The year before Brown set off around the world, Metz had returned from his own adventure and spent considerable time traveling through Africa. He told Brown to take a look at Cape St. Francis, that it had some potential.
“If I hadn’t ended up with John Whitmore in Cape Town that year, Mike [Hynson] and Robert [August] might not have scored perfect Cape Saint Francis in The Endless Summer,” recalled Metz. “It’s funny the way the ball bounces. That particular moment was the key decision that changed the lives of tens of thousands of people in the surfing world.”
Or look no further than the garage of a house above T Street in San Clemente. Coming up off the beach after surfing one day, Brown heard a band rehearsing and followed the sound. A young group called The Sandals was jamming. Brown liked their sound, and they were recruited to record the now-famous soundtrack. They went and cut it at Miles Davis’ studio up in Hollywood. Danny Brawner played drums for the band, but to support his family, he was also a career glasser at the Hobie factory.
“I guess Bruce liked what he heard when he walked by,” remembered Brawner in a recent conversation. “I still have the drum kit.”
Besides The Endless Summer, Brown also gave the world one of the greatest motorcycle movies of all time. Released in 1971, On Any Sunday was a collaborative effort with actor Steve McQueen and filmed largely in the undeveloped hills of Dana Point. It garnered an Academy Award nomination.
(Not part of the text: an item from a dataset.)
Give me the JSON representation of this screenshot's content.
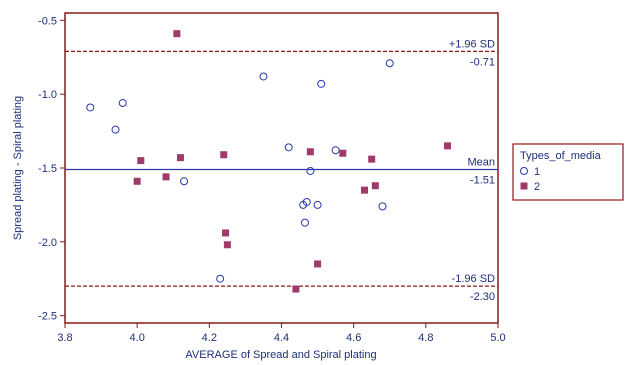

The public unveiling of the new Bruce Brown bronze will take place on September 19 at Watermen’s Plaza in Dana Point. The event will run from 3-4 p.m. and will include a short program followed by a ribbon-cutting and photo opportunity. Guest speakers will include family and friends of Brown, along with Pat O’Connell and Robert “Wingnut” Weaver, stars of Endless Summer II. The life-sized bronze sculptures of local surf industry legends are being created by artist Bill Limebrook, who grew up on the surf haven that is Beach Road.